The show has also been broadcast in the United States and the UK, through the Walter presents project on More 4 in more recent years, and earlier series were shown on the Welsh language channel S4C as "Astrid et Raphaëlle" with burnt in Welsh language subtitles together with optional English subtitles available.

==Reviews ==
According to Julia Fernandez of Allociné, the group discussion scene between autistic people is one of the most successful scenes in the pilot, the weakness of this episode residing in a certain predictability of the police investigation's outcome.

During the broadcast of the pilot, the Belgian magazine Moustique noted a strong resemblance to the American series The Good Doctor: "Like Shaun Murphy, Astrid is going through a difficult family situation but can count on the help of her tutor. Like the young doctor, she came out of the isolation caused by her atypical neurology—thanks to her job—but must regularly face the incomprehension of those who do not know".

At the start of the first season, this magazine insisted on the difficulty for the screenwriters to invent stories involving "disabled characters": "They have to slalom between the interest of the story, respect for political correctness and the concern to avoid caricature, into which it is easy to fall for the pleasure of a moment of emotion or a funny scene". The journalist considers the gamble rather successful: "Without avoiding all the pitfalls, the series really holds up and manages to treat Astrid's autism only as an element and not a definition of the young woman".

==Features ==
According to Lola Dewaere, this thriller allows "another look at difference". Astrid resembles a female Sherlock Holmes.

According to one of the writers, Alexandre de Seguins, Astrid, whom he wants as far as possible from the cliché autistic genius, is inspired by the works of Temple Grandin, which revealed to him "the elements of her way of seeing the world, the difficulties of everyday life". He was also inspired by his meeting and discussions with Josef Schovanec as well as a dozen autistic people who read and commented on the texts of the episodes.

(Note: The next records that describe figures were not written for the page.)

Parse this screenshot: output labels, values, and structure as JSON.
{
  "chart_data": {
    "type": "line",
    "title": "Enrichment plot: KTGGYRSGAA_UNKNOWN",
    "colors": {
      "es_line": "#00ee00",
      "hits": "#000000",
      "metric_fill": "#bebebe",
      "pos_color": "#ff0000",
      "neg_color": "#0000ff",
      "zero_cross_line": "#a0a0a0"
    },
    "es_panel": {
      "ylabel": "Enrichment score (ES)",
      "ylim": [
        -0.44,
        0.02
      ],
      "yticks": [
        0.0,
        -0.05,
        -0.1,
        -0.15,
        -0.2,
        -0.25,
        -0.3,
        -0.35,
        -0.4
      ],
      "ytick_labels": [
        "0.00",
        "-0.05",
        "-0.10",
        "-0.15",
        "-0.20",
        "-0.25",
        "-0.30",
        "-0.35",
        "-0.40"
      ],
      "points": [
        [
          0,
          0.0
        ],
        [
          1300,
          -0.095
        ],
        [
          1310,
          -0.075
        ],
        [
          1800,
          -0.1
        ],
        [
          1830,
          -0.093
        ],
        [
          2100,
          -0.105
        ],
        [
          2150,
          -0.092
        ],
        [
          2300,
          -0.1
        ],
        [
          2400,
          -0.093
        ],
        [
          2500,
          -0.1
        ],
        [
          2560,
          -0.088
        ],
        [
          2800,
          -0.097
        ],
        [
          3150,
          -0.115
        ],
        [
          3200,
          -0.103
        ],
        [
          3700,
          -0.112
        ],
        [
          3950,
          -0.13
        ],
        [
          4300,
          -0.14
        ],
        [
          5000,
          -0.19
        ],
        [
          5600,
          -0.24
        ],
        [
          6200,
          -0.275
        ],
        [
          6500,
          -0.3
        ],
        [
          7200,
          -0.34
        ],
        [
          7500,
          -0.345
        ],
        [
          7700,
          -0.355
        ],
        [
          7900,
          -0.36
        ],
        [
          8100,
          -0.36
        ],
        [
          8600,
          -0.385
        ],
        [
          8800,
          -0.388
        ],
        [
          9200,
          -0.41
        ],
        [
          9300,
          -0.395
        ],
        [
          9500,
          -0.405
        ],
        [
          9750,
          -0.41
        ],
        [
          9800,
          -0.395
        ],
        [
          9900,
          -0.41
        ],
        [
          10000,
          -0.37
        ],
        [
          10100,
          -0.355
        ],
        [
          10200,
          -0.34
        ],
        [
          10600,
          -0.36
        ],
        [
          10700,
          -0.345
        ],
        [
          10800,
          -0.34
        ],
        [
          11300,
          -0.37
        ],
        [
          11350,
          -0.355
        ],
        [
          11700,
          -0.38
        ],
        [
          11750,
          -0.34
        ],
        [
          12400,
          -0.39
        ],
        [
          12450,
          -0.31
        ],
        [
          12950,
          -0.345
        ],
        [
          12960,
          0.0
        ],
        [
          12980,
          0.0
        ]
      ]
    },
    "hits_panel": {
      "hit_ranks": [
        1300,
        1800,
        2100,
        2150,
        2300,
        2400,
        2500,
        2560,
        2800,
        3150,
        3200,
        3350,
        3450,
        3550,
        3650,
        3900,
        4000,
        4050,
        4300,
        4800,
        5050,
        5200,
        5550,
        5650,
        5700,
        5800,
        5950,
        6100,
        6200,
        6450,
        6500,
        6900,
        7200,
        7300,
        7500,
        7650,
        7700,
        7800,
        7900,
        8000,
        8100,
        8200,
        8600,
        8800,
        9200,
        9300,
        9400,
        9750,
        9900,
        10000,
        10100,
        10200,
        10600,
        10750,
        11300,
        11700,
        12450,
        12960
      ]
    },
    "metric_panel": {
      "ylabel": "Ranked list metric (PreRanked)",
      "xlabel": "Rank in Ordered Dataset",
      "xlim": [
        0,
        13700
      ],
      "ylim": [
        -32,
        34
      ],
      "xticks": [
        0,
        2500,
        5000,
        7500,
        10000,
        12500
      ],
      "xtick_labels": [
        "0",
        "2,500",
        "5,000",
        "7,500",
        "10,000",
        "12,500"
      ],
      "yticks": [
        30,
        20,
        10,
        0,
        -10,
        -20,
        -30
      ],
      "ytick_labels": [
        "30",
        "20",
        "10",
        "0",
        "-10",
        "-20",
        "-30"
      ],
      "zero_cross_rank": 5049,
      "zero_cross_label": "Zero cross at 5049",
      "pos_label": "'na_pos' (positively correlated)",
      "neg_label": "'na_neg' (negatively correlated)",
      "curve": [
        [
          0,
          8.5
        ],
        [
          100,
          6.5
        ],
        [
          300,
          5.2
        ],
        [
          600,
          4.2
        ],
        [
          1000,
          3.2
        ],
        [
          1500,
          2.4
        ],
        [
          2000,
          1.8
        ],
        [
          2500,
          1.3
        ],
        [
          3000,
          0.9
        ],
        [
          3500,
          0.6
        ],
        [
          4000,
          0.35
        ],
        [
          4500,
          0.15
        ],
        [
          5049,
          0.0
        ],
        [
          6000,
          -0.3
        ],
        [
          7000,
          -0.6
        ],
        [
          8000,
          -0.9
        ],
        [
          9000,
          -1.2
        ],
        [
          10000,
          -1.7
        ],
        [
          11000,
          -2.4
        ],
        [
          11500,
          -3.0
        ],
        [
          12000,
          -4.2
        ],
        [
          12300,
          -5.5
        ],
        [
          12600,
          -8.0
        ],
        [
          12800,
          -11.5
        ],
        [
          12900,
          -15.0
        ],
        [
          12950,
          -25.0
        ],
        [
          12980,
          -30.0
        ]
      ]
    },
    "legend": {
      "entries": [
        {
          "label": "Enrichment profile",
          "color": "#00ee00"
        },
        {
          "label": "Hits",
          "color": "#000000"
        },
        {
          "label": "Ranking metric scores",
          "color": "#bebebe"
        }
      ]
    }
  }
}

One of the three co-authors of the series has been diagnosed with Asperger syndrome, a term formerly used to describe a "milder" form of autism. Autistic actor Hugo Horiot plays a non-autistic character in season 1 episode 7.

==British remake==
On February 27, 2024, Matt Baker was announced as the lead writer on Patience, an English-language adaptation of the series. The series has funding from PBS and Beta Film and stars Laura Fraser in the Raphaelle part and Ella Maisy Purvis, who is autistic, in the Astrid role. It aired on Channel 4 in January 2025.

==Bibliography ==
- Julia Baudin, "Astrid and Raphaëlle: France 2 dares to be atypical. The channel is launching a pilot built on a tandem of heroines, one of whom is autistic and the other completely unmanageable", TV Magazine, Le Figaro, Paris, 7 April 2019, p. 12.